Schulze ist freier Autor der Website CIO.de und dem CIO-Magazin.
Mit der ständig wachsenden Menge an Videodaten im Vertrieb oder für interne Schulungen kommen auch zunehmend klassische Heimanwender-Arbeiten in die IT-Abteilungen - zum Beispiel das Sichern von Film-DVDs. Ein leistungsfähiges Linux-Tool dafür ist DVD::rip.

DVD::rip setzt einige Bibliotheken und Tools auf dem Rechner voraus. Eine Kompilation aus dem Sourcecode ist also nur für sehr geduldige Anwender zu empfehlen. Zur Bequemlichkeit stehen für zahlreiche Linux-Distributionen fertige Pakete bereit, mit denen sich die Abhängigkeiten leichter auflösen lassen. Auch Ports für OpenBSD und FreeBSD sind verfügbar.

Nach der Installation zeigt sich die Software mit einer übersichtlichen Oberfläche. Wer bereits etwas Erfahrung mit Videocodierung hat, findet sich schnell darin zurecht. DVD::rip beherrscht zwei Verfahren beim Auslesen einer DVD: Zum einen kann der Inhalt des Silberlings zunächst auf der Festplatte gespeichert und dann in einem zweiten Schritt in ein anderes Videoformat codiert werden. Die zweite Möglichkeit ist die Neucodierung "on the fly", ohne Zwischenspeicherung auf der lokalen Platte. Für die Codierung bietet das Tool alle notwendigen Hilfsmittel wie zum Beispiel einen Bitrate-Kalkulator oder Berechnungshilfen für die Skalierung. Auch die Qualität des Endprodukts kann in sehr weitem Rahmen manipuliert werden.

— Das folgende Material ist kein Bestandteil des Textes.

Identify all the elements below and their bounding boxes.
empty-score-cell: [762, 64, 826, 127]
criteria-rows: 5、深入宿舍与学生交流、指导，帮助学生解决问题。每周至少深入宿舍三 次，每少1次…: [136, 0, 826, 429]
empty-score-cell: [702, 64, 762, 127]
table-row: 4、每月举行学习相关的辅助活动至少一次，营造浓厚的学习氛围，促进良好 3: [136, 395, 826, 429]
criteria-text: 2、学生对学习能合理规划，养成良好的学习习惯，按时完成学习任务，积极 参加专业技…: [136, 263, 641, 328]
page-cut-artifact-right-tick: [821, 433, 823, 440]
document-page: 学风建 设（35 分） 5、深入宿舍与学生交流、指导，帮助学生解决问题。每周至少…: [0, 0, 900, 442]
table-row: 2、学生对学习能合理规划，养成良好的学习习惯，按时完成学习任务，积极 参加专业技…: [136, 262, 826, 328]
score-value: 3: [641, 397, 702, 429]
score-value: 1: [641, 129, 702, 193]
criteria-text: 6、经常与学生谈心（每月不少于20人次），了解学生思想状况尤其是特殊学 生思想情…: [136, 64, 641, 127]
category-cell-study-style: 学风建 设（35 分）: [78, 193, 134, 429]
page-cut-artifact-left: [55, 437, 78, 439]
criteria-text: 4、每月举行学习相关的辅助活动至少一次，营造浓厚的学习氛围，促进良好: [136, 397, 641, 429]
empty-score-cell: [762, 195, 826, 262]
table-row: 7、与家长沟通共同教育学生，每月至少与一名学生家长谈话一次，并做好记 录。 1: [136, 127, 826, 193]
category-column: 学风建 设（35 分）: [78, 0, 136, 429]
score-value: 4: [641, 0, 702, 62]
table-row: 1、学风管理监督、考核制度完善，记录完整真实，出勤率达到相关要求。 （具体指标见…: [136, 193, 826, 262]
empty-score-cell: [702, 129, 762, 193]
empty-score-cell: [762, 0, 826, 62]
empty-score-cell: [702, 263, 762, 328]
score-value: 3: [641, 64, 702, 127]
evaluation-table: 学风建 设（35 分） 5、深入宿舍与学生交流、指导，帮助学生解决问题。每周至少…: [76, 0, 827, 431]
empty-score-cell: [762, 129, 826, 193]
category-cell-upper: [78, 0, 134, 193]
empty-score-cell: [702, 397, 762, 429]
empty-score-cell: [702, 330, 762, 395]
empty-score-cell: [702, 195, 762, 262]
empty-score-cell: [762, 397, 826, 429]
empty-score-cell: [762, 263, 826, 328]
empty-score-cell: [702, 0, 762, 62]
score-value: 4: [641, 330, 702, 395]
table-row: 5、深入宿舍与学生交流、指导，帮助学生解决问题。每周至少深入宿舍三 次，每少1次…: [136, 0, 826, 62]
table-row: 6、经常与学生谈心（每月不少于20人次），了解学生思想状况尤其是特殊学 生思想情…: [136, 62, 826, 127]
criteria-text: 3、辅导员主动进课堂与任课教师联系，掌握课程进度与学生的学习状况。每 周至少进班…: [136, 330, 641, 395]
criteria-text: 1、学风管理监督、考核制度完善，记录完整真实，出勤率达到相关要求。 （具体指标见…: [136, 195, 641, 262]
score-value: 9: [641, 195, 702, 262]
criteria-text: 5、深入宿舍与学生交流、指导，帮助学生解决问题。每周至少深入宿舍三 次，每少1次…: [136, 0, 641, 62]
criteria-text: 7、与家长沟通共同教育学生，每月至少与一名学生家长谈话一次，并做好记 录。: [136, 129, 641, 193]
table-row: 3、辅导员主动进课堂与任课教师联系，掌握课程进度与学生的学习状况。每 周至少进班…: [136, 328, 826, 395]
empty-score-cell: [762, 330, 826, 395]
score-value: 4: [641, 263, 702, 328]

Es werden alle gängigen Video- und Audio-Codecs wie DivX, Xvid oder Mpeg unterstützt.

Mit DVD::rip lässt sich ein Kopierschutzverfahren nicht umgehen. Verschlüsselte DVD-Inhalte können mit dem Tool nicht auf die Festplatte gebannt werden. Dafür kann DVD::rip über Kommandozeilen-Scripts auch teilweise für wiederkehrende Aufgaben automatisiert werden und ist obendrein Cluster-fähig.

CW-Fazit

DVD::rip verfügt über sehr leistungsfähige Merkmale und ist gut zu bedienen. Nur die zahlreichen Abhängigkeiten bei der Installation trüben den guten Eindruck.